Performance of a design instantiated in programmable logic of an FPGA (“FPGA fabric”) coupled to an embedded processor may be significantly limited by disparities between the operating parameters of the FPGA fabric and those of the embedded processor. Thus, if, as before, embedded processor interfaces, such as processor local bus (“PLB”) interfaces, are brought directly out to FPGA fabric, disparities in operating parameters between the embedded processor and the FPGA fabric constitute a significant limitation with respect to overall performance. So, an embedded processor coupled to a design instantiated in FPGA fabric may have to wait on such design instantiated in FPGA fabric, meaning the limiting factor with respect to performance was substantially due to the design instantiated in FPGA fabric. For example, accessing a memory controller instantiated in FPGA fabric coupled to the embedded processor led to a significant bottleneck with respect to performance.
Alternatively, a memory controller, previously instantiated in FPGA fabric, may be hardened or provided as an ASIC core coupled to the embedded processor. By hardening a circuit previously instantiated in FPGA fabric, it is generally meant replacing or bypassing configuration memory cells with hardwired or dedicated connections. Additionally, peripherals coupled to the embedded processor may be hardened or provided as ASIC cores.
However, ASIC cores, and more generally ASICs, are manufactured for high performance. More particularly, semiconductor processes and semiconductor process integration rules (“semiconductor process design rules”) associated with ASICs, including ASIC cores, are generally more challenging, and thus yield for such ASIC cores may be relatively low as compared to yield of FPGAs. FPGAs, which may have a larger and longer run rate than ASICs and which may not be as performance driven, may employ semiconductor processing design rules that are more conducive to higher die per wafer yield than ASICs.
It should be appreciated that an FPGA manufactured with an ASIC core uses FPGA semiconductor process design rules. Thus, ASIC cores manufactured in FPGAs perform worse than such ASIC cores manufactured as part of ASICs or as standalone ASICs. Thus, manufacturing FPGAs with hardwired ASIC cores would not achieve competitive performance with standalone ASICs.

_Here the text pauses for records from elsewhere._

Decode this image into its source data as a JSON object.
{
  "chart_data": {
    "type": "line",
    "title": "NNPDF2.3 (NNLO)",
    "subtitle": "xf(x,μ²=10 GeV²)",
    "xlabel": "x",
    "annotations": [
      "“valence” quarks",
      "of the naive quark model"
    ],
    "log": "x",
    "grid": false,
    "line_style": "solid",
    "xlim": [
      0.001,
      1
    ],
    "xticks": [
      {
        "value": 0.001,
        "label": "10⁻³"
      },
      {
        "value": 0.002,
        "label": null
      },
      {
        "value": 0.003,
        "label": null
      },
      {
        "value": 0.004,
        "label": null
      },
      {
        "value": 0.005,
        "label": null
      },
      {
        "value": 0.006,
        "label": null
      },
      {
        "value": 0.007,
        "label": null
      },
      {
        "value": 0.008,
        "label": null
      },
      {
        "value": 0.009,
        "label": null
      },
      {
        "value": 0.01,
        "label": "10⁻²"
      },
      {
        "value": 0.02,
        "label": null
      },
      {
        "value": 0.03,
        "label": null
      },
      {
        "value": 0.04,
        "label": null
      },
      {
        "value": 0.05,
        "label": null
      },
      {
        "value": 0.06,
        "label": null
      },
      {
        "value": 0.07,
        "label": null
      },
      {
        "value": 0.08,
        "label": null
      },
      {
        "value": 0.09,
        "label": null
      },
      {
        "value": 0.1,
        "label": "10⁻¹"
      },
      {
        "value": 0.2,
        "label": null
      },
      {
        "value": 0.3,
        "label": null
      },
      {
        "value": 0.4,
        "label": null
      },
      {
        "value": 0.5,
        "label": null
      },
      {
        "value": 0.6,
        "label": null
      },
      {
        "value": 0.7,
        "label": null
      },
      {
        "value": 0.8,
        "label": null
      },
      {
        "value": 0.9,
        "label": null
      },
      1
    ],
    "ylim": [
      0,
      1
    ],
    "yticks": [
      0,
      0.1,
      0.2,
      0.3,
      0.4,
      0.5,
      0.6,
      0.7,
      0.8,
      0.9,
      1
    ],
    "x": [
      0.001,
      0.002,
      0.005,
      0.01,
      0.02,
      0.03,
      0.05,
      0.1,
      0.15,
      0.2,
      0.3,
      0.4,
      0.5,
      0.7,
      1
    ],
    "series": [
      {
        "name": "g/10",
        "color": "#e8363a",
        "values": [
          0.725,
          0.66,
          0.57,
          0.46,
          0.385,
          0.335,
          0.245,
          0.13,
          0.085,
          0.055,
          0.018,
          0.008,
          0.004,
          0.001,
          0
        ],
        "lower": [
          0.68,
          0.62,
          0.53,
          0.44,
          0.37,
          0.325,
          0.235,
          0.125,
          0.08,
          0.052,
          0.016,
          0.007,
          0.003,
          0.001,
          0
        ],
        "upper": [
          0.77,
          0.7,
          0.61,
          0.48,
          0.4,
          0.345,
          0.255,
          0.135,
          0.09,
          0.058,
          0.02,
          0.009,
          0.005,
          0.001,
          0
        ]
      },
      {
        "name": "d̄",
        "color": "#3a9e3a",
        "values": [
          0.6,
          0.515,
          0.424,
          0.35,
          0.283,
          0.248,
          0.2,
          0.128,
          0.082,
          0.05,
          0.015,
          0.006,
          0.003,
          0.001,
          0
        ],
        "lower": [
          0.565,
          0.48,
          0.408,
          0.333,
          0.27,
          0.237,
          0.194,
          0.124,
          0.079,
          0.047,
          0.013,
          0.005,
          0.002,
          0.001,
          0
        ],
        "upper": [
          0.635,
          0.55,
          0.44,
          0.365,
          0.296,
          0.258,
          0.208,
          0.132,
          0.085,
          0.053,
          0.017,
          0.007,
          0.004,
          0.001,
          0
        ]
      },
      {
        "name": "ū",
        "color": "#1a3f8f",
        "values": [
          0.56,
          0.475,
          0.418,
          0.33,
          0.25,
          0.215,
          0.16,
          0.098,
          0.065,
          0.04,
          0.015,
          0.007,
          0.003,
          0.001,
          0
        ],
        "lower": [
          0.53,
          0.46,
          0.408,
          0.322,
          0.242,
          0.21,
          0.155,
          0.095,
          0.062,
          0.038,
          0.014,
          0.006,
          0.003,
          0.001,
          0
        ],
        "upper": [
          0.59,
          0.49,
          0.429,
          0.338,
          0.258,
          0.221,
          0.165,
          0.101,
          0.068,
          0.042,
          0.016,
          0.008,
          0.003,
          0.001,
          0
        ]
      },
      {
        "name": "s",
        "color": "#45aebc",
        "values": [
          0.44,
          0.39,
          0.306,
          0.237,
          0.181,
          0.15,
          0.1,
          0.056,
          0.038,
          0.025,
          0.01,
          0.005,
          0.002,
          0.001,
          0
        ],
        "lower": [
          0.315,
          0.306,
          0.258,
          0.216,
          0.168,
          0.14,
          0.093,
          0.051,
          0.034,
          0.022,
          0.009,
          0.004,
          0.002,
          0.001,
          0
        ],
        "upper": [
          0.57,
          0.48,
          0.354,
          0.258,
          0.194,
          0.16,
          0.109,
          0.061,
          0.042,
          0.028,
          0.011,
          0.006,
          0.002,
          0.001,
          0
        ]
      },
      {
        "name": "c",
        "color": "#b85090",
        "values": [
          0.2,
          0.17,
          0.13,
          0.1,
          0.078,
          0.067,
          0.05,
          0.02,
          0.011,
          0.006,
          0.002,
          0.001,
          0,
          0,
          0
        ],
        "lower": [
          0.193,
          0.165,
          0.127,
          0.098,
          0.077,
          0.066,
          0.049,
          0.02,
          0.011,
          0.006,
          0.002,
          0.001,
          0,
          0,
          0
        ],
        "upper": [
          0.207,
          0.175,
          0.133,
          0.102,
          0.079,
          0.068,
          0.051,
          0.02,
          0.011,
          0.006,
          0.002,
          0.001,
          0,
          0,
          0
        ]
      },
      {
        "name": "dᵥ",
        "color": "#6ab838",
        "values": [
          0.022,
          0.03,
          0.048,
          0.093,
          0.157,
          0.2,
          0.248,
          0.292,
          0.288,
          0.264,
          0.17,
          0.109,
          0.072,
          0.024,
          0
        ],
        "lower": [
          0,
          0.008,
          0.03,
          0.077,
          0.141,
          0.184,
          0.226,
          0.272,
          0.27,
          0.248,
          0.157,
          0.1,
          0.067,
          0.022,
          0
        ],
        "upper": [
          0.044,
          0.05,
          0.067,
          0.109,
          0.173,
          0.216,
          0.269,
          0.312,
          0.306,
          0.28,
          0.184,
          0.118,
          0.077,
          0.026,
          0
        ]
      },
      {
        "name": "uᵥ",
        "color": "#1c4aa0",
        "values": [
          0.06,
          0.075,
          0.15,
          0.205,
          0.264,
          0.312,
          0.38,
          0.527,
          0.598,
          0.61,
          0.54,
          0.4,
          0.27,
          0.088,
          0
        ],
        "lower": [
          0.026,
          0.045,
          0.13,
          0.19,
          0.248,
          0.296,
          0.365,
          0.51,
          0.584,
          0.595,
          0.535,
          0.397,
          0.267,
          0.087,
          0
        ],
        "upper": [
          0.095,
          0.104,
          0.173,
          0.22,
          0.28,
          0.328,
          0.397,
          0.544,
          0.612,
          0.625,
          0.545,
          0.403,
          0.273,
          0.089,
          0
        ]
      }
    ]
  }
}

Moreover, manufacturing FPGAs with hardened or ASIC core memory controllers or peripherals, or a combination thereof, would reduce flexibility of design of such FPGAs. One significant reason that users purchase FPGAs is the blank slate offered by FPGA fabric for implementing a user-created circuit design. If FPGAs come with ASIC cores that take the place of some FPGA fabric resources, users may be both locked into the particular offering of hardened or ASIC core memory controllers or peripherals, and have even less flexibility of design due to fewer FPGA fabric resources for implementing their circuit design. This loss of flexibility, combined with the fact that such hardened or ASIC core memory controllers or peripherals implemented in FPGA fabric may be significantly slower than their standalone ASIC counterparts, would make FPGAs less attractive to users.
Accordingly, it would be desirable and useful to provide enhance performance of FPGAs without a significant loss of design flexibility.